Soros's outsized financial role in the election has also stirred alarm in
some traditionally liberal circles. Even people who share his views on Bush
worry about what sort of influence so much money might buy. Frank Mankiewicz, a
former aide to George McGovern and Robert Kennedy, told me, "It's tough
when you realize guys like Soros have so much money. Billions! I can't believe
there's an election that can't be won for that kind of money."
Fred Wertheimer, the president of Democracy 21, an advocacy group whose
stated mission is to help "eliminate the undue influence of big money in
American politics," told me, "I understand how important this
election is, but when George Soros puts eighteen million dollars in it's
creating the image that there's a special right that the very rich have to
determine the outcome of elections. Most wealthy people have interests pending
in front of the government--regulatory or tax issues, or something. Even if
George Soros is only looking for influence to get out of Iraq, that's not
appropriate. These laws were designed to insure that influence over government
decisions is not bought and sold, and that applies to areas that are economic
and ideological." Wertheimer then alluded to Soros's past support for
campaign-finance reform. "Soros is in an odd position," he said.
(Soros donated money to Democracy 21 during his days as a
campaign-finance-reform advocate.)
When Soros was asked about Wertheimer's comments, he said, "I am not a
turncoat. I play by the prevailing rules, and our lawyers said that what we did
this year was legally permissible." Soros acknowledged that, "after
this election, there will be a need for further reform." He suggested that
it was unrealistic to expect that money wouldn't find some other way into future
campaigns, but he added that with more public financing there might be ways to
dilute its influence. As the situation stood this year, though, Soros conceded,
"I think it's unhealthy."
It won't be known until Election Day if Soros's extreme measures will pay
off.

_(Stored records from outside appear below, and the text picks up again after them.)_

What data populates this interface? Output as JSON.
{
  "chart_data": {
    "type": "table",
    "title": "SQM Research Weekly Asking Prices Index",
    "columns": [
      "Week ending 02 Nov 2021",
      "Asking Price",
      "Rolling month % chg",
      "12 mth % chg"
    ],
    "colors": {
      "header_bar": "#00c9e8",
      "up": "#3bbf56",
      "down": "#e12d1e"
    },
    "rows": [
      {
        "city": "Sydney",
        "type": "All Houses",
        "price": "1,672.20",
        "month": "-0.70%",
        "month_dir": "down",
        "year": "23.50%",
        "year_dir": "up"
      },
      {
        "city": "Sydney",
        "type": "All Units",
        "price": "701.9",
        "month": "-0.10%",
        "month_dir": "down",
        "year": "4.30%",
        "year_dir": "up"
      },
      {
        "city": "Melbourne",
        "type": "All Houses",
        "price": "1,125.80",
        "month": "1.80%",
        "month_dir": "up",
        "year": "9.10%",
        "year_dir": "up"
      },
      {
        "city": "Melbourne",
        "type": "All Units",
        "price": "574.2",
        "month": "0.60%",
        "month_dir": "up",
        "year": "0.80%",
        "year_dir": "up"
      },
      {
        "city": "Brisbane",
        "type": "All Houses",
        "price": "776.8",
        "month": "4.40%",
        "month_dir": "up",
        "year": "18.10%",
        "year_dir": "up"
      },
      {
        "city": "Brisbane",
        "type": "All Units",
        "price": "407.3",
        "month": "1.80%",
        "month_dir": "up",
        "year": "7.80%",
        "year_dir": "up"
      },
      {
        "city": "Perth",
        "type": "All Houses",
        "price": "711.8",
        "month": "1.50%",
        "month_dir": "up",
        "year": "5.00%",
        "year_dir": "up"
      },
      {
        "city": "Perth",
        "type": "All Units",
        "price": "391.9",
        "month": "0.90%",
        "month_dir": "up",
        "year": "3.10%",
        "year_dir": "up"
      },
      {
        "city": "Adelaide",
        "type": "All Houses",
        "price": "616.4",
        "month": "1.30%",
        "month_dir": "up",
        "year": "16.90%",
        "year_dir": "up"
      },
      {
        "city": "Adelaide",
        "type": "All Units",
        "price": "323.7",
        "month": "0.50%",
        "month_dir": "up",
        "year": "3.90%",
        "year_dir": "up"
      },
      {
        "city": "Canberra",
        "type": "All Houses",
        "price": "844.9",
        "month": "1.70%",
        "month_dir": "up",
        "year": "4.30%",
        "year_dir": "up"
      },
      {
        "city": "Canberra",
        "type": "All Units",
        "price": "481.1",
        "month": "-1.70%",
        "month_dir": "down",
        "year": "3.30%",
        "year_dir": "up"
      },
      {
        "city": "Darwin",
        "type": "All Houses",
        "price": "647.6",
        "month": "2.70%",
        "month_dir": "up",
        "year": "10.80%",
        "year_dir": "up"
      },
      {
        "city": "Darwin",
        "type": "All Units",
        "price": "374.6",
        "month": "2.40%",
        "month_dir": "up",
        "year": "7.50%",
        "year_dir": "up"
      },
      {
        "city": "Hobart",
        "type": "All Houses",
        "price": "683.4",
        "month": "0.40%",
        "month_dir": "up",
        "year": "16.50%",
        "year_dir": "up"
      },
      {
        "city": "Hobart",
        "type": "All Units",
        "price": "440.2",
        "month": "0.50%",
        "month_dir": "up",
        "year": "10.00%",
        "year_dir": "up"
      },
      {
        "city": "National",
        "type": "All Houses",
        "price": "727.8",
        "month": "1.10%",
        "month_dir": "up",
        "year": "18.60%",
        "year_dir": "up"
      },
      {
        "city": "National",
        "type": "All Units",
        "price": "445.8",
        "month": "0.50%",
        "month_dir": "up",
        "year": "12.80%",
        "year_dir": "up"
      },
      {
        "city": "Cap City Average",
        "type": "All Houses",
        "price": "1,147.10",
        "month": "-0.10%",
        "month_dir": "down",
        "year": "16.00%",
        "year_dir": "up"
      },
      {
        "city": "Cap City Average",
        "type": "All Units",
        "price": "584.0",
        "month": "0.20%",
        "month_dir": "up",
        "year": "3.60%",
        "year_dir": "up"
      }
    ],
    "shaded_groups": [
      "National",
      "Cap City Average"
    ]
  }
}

Conceivably, if the election is very close, the get-out-the-vote operation
he paid for could make a decisive difference. (According to a recent analysis
by the Times, in the battleground state of Ohio voter registration in
Democratic precincts is up by two hundred and fifty per cent from 2000.) But
even the best delivery system in the world needs a product to sell, and in this
case the product--John Kerry--is beyond Soros's control.
If Kerry wins, Soros will be in a unique position. He told me that he would
not accept any offers of a government appointment. "I'm not looking for a
job," he said, then joked, "I don't believe in working." But, he
added, "I would be very happy to advise Kerry, if he's willing to listen
to me, and to criticize him, if he isn't. I've been trying to exert some
influence over our policies, and I hope I'll get a better hearing under
Kerry."
Soros had already compiled a list of specific notions about how to solve the
crisis in Iraq which he'd like the next President to consider. He and Leslie H.
Gelb, the president emeritus of the Council on Foreign Relations, had worked
out a plan calling for summit talks on Iraq, under U.N. auspices, which would
include neighboring countries. The two men envisioned that Iraq could be divided
along ethnic lines into largely autonomous regions, united by a federal
government that would distribute oil revenues. "It's purely an idea, but
one I'd support, and advocate," Soros said. He also told me that he would
push for eliminating Bush's tax cuts.
Such an outcome is a pleasing scenario for Soros to contemplate--but if the
President is reelected, he acknowledged, he may well find himself in an
"uncomfortable" situation. As he put it, "After all, I regard
Bush as danger. And I am sure he holds the same opinion of me."